Arecibo Observatory catches the most detailed radar images ever of asteroid 1998 QE2 and its newly discovered moon as they safely pass our planet. Arecibo Observatory continues to take radar images of asteroid 1998 QE2 and its moon as the space rock sails safely passed earth this week. The images show a dark cratered asteroid 3 kilometers across (1.9 miles) with a companion moon 750 meters (2,500 feet) in size. The asteroid and its moon passed 6 million kilometers (3.75 million miles) from earth, far enough from our planet not to worry, close enough to study this rocky world with the most sensitive radar telescope in the world, the U.S. National Science Foundation's Arecibo Observatory in Puerto Rico. "Asteroid QE2 has no chance of hitting earth," said USRA's Dr. Michael Nolan, head of the asteroid radar group at Arecibo Observatory who took the images.
Arecibo Observatory and the complementary Goldstone Solar System Radar in California run by NASA's Jet Propulsion Laboratory are unique among telescopes on earth for their ability to resolve features on asteroids, when optical telescopes on the ground would see these rocks as simple points of light. "We transmit powerful radio waves at passing asteroids," said Nolan. "Arecibo is a thousand times more powerful than your microwave oven." Sensitive radio receivers collect radio signals reflected from the asteroids and computers turn the radio echoes into images that show features such as craters and the smaller moon. The moon appears brighter than the asteroid as it is rotating more slowly; thus, its Doppler echoes compress along the Doppler axis of the image and appear stronger.
|Radar image of Asteroid 1998 QE2 taken on June 7, 2013 as the asteroid and its moon safely passed Earth.
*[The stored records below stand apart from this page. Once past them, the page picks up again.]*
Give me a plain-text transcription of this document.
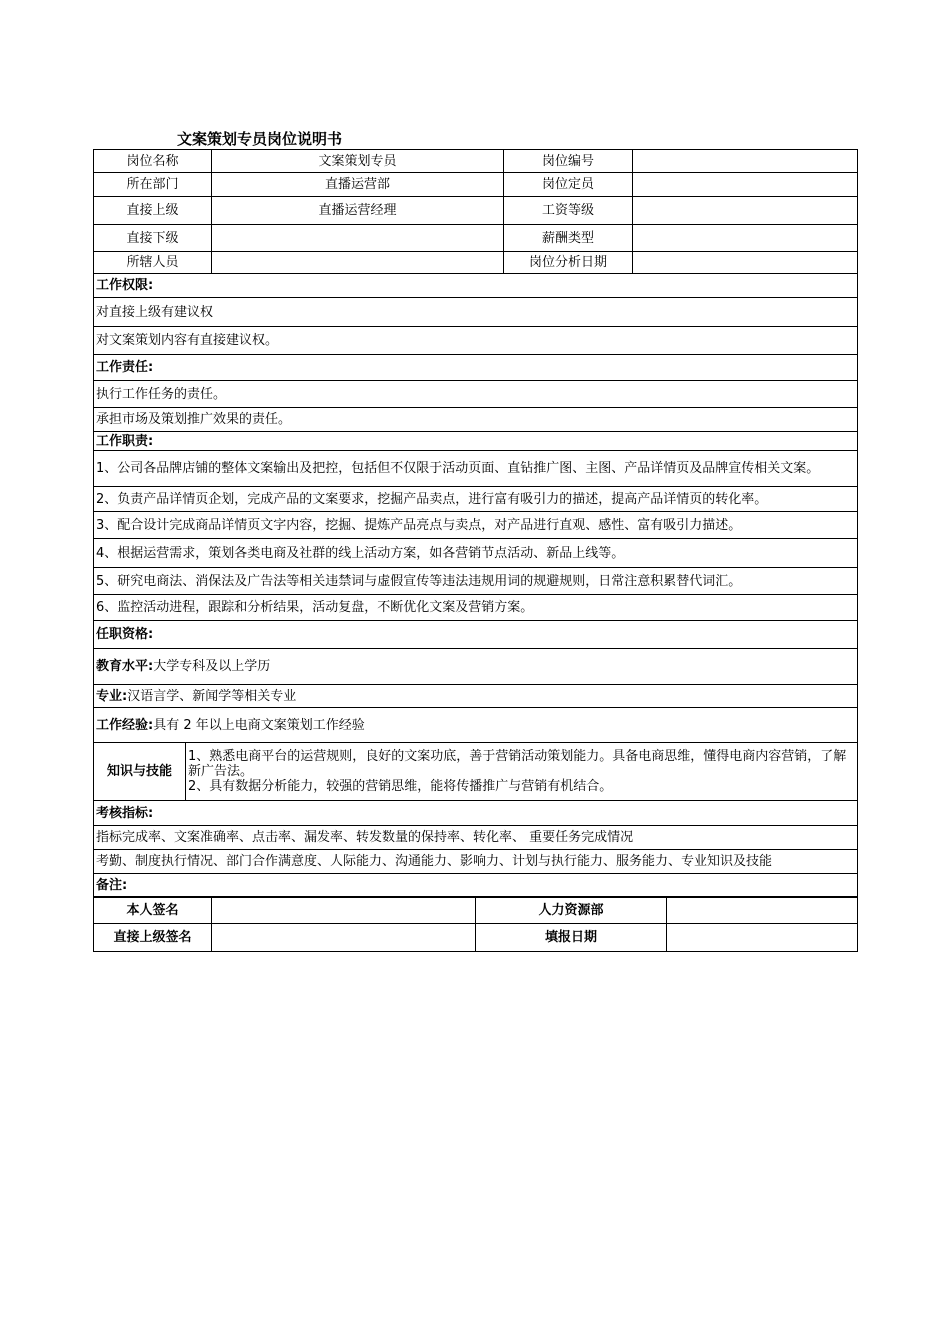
文案策划专员岗位说明书
岗位名称	文案策划专员	岗位编号	
所在部门	直播运营部	岗位定员	
直接上级	直播运营经理	工资等级	
直接下级		薪酬类型	
所辖人员		岗位分析日期	
工作权限:
对直接上级有建议权
对文案策划内容有直接建议权。
工作责任:
执行工作任务的责任。
承担市场及策划推广效果的责任。
工作职责:
1、公司各品牌店铺的整体文案输出及把控，包括但不仅限于活动页面、直钻推广图、主图、产品详情页及品牌宣传相关文案。
2、负责产品详情页企划，完成产品的文案要求，挖掘产品卖点，进行富有吸引力的描述，提高产品详情页的转化率。
3、配合设计完成商品详情页文字内容，挖掘、提炼产品亮点与卖点，对产品进行直观、感性、富有吸引力描述。
4、根据运营需求，策划各类电商及社群的线上活动方案，如各营销节点活动、新品上线等。
5、研究电商法、消保法及广告法等相关违禁词与虚假宣传等违法违规用词的规避规则，日常注意积累替代词汇。
6、监控活动进程，跟踪和分析结果，活动复盘，不断优化文案及营销方案。
任职资格:
教育水平:大学专科及以上学历
专业:汉语言学、新闻学等相关专业
工作经验:具有 2 年以上电商文案策划工作经验
知识与技能	
1、熟悉电商平台的运营规则，良好的文案功底，善于营销活动策划能力。具备电商思维，懂得电商内容营销，了解新广告法。
2、具有数据分析能力，较强的营销思维，能将传播推广与营销有机结合。

考核指标:
指标完成率、文案准确率、点击率、漏发率、转发数量的保持率、转化率、 重要任务完成情况
考勤、制度执行情况、部门合作满意度、人际能力、沟通能力、影响力、计划与执行能力、服务能力、专业知识及技能
备注:
本人签名		人力资源部	
直接上级签名		填报日期	
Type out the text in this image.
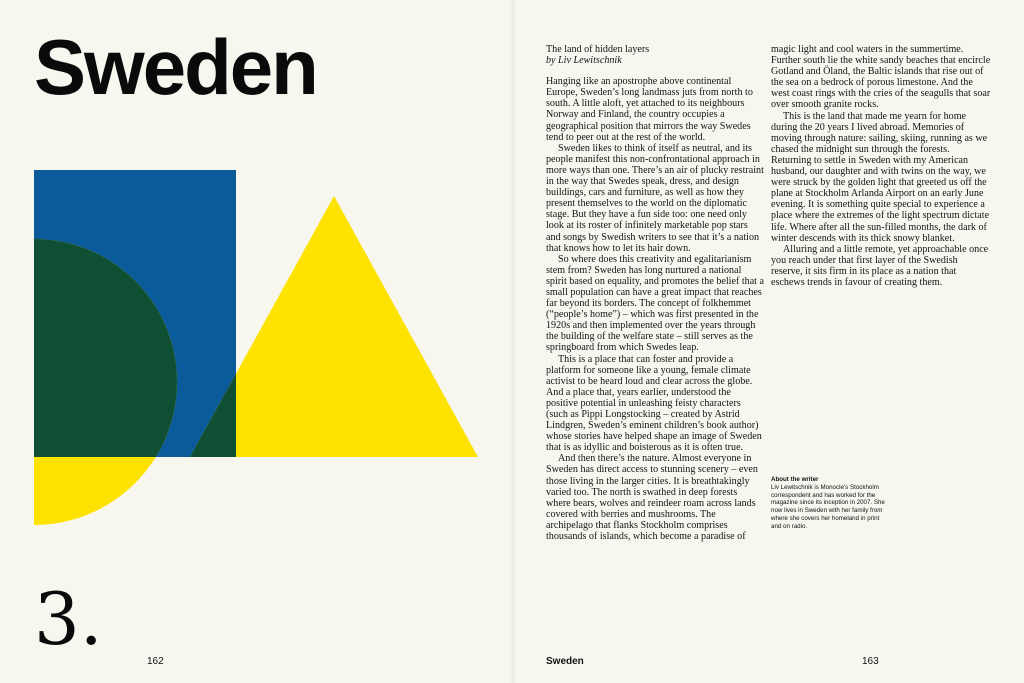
Sweden
3.
162
The land of hidden layers
by Liv Lewitschnik

Hanging like an apostrophe above continental Europe, Sweden’s long landmass juts from north to south. A little aloft, yet attached to its neighbours Norway and Finland, the country occupies a geographical position that mirrors the way Swedes tend to peer out at the rest of the world.

Sweden likes to think of itself as neutral, and its people manifest this non-confrontational approach in more ways than one. There’s an air of plucky restraint in the way that Swedes speak, dress, and design buildings, cars and furniture, as well as how they present themselves to the world on the diplomatic stage. But they have a fun side too: one need only look at its roster of infinitely marketable pop stars and songs by Swedish writers to see that it’s a nation that knows how to let its hair down.

So where does this creativity and egalitarianism stem from? Sweden has long nurtured a national spirit based on equality, and promotes the belief that a small population can have a great impact that reaches far beyond its borders. The concept of folkhemmet (“people’s home”) – which was first presented in the 1920s and then implemented over the years through the building of the welfare state – still serves as the springboard from which Swedes leap.

This is a place that can foster and provide a platform for someone like a young, female climate activist to be heard loud and clear across the globe. And a place that, years earlier, understood the positive potential in unleashing feisty characters (such as Pippi Longstocking – created by Astrid Lindgren, Sweden’s eminent children’s book author) whose stories have helped shape an image of Sweden that is as idyllic and boisterous as it is often true.

And then there’s the nature. Almost everyone in Sweden has direct access to stunning scenery – even those living in the larger cities. It is breathtakingly varied too. The north is swathed in deep forests where bears, wolves and reindeer roam across lands covered with berries and mushrooms. The archipelago that flanks Stockholm comprises thousands of islands, which become a paradise of

magic light and cool waters in the summertime. Further south lie the white sandy beaches that encircle Gotland and Öland, the Baltic islands that rise out of the sea on a bedrock of porous limestone. And the west coast rings with the cries of the seagulls that soar over smooth granite rocks.

This is the land that made me yearn for home during the 20 years I lived abroad. Memories of moving through nature: sailing, skiing, running as we chased the midnight sun through the forests. Returning to settle in Sweden with my American husband, our daughter and with twins on the way, we were struck by the golden light that greeted us off the plane at Stockholm Arlanda Airport on an early June evening. It is something quite special to experience a place where the extremes of the light spectrum dictate life. Where after all the sun-filled months, the dark of winter descends with its thick snowy blanket.

Alluring and a little remote, yet approachable once you reach under that first layer of the Swedish reserve, it sits firm in its place as a nation that eschews trends in favour of creating them.

About the writer
Liv Lewitschnik is Monocle’s Stockholm correspondent and has worked for the magazine since its inception in 2007. She now lives in Sweden with her family from where she covers her homeland in print and on radio.
Sweden	163
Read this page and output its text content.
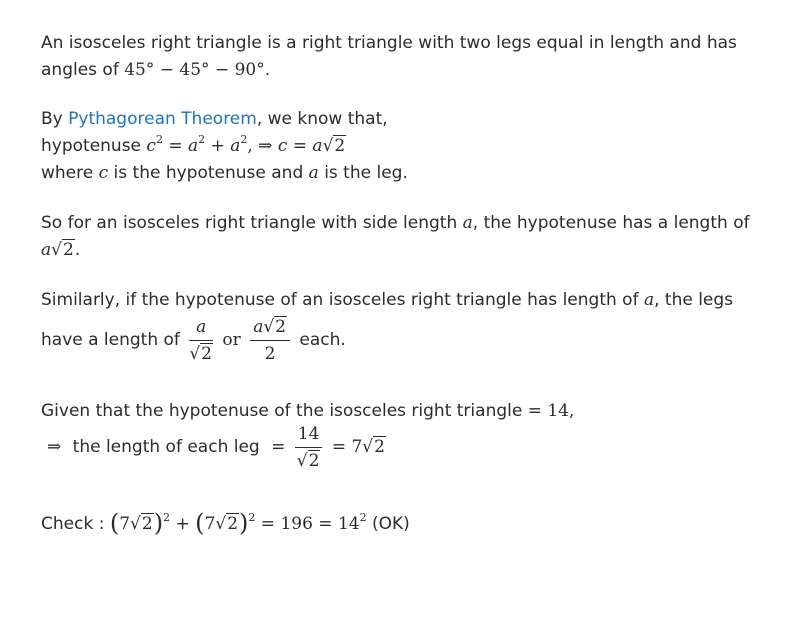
An isosceles right triangle is a right triangle with two legs equal in length and has
angles of 45° − 45° − 90°.
By Pythagorean Theorem, we know that,
hypotenuse $c^2 = a^2 + a^2$, ⇒ c = a√2
where c is the hypotenuse and a is the leg.
So for an isosceles right triangle with side length a, the hypotenuse has a length of
a√2.
Similarly, if the hypotenuse of an isosceles right triangle has length of a, the legs
have a length of $\frac{a}{√2}$ or $\frac{a√2}{2}$ each.
Given that the hypotenuse of the isosceles right triangle = 14,
⇒ the length of each leg = $\frac{14}{√2} = 7√2$
Check : $(7√2)^2 + (7√2)^2 = 196 = 14^2$ (OK)
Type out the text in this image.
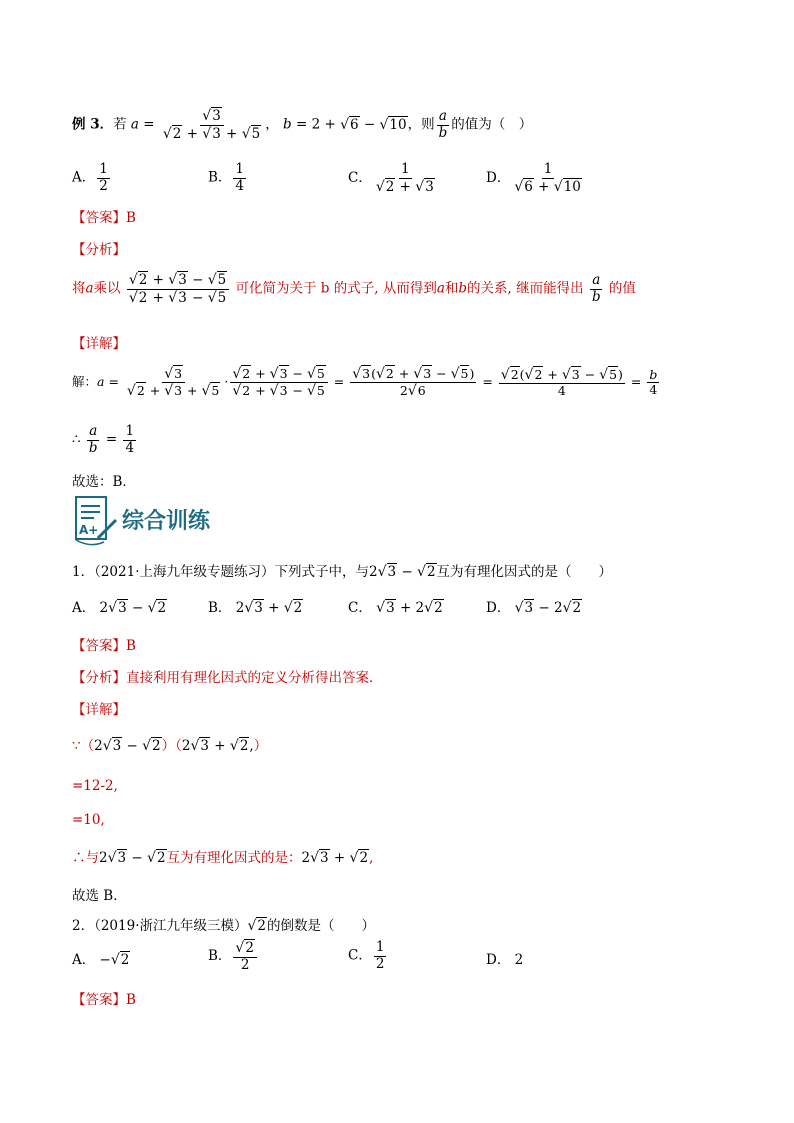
例 3．若 $a = \frac{√3}{√2 + √3 + √5}$ ， b = 2 + √6 − √10，则 $\frac{a}{b}$ 的值为（　）
A． $\frac{1}{2}$	B． $\frac{1}{4}$	C． $\frac{1}{√2 + √3}$	D． $\frac{1}{√6 + √10}$
【答案】B
【分析】
将a乘以 $\frac{√2 + √3 - √5}{√2 + √3 - √5}$ 可化简为关于 b 的式子, 从而得到a和b的关系, 继而能得出 $\frac{a}{b}$ 的值
【详解】
解：$a = \frac{√3}{√2 + √3 + √5} \cdot \frac{√2 + √3 - √5}{√2 + √3 - √5} = \frac{√3(√2 + √3 - √5)}{2√6} = \frac{√2(√2 + √3 - √5)}{4} = \frac{b}{4}$
∴ $\frac{a}{b} = \frac{1}{4}$
故选：B．
A+ 综合训练
1．（2021·上海九年级专题练习）下列式子中，与2√3 − √2互为有理化因式的是（　　）
A． 2√3 − √2	B． 2√3 + √2	C． √3 + 2√2	D． √3 − 2√2
【答案】B
【分析】直接利用有理化因式的定义分析得出答案．
【详解】
∵（2√3 − √2）（2√3 + √2,）
=12-2,
=10,
∴与2√3 − √2互为有理化因式的是：2√3 + √2,
故选 B．
2．（2019·浙江九年级三模）√2的倒数是（　　）
A． −√2	B． $\frac{√2}{2}$	C． $\frac{1}{2}$	D． 2
【答案】B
Image credit: Arecibo Observatory/NASA/Ellen Howell|
Of the asteroids that come close to Earth, approximately one out of six have moons. Dr. Patrick Taylor, a USRA research astronomer at Arecibo, remarked that "QE2's moon is roughly one-quarter the size of the main asteroid," which is a lumpy, battered world in the inner part of our solar system. "Similarly, our moon is also approximately one-fourth the size of our planet."
QE2's moon will help scientists determine the mass of the main asteroid and what minerals make up the asteroid-moon system. "Being able to determine its mass from the moon helps us understand better the asteroid's material," said Dr. Ellen Howell, a USRA research astronomer at Arecibo Observatory who took both radar images of the asteroid at Arecibo and optical and infrared images using the Infrared Telescope Facility in Hawaii. While the optical images do not show detail of the asteroid's surface, like the radar images do, instead they allow for measurements of what it is made of. Howell said, "What makes this asteroid so interesting, aside from being an excellent target for radar imaging, is the color and small moon."
"Asteroid QE2 is dark, red, and primitive - that is, it hasn't been heated or melted as much as other asteroids," continued Howell. "QE2 is nothing like any asteroid we've visited with a spacecraft, or plan to, or that we have meteorites from. It's an entirely new beast in the menagerie of asteroids near Earth."
The provisional designation "1998 QE2" reflects the mid-August 1998 discovery date of this asteroid and is not related to the Queen Elizabeth II ocean liner, though a similarity of the asteroid's name to that of a cruise ship makes for interesting size comparisons. Arecibo astronomer Rhys Taylor said, "The moon is twice the length of the Queen Elizabeth II ocean liner, while the asteroid is nine times the length. Twenty-nine QE2 ships would fit around the circumference of asteroid QE2, plus or minus a ship."
USRA's Michael Nolan led the radar observations of QE2, with Ellen Howell, Patrick Taylor, Alessondra Springmann, Sean Marshall of Cornell University, and Mariah Law of Embry-Riddle Aeronautical University, in collaboration with the Near-Earth Object radar team at NASA/JPL and Goldstone Observatory in California. Observations continued through the morning of June 13, 2013.
Located in Puerto Rico, the Arecibo Observatory is home to the world's largest and most sensitive single-dish radio telescope, and dedicates hundreds of hours a year of its telescope time to improving our knowledge of near-Earth asteroids.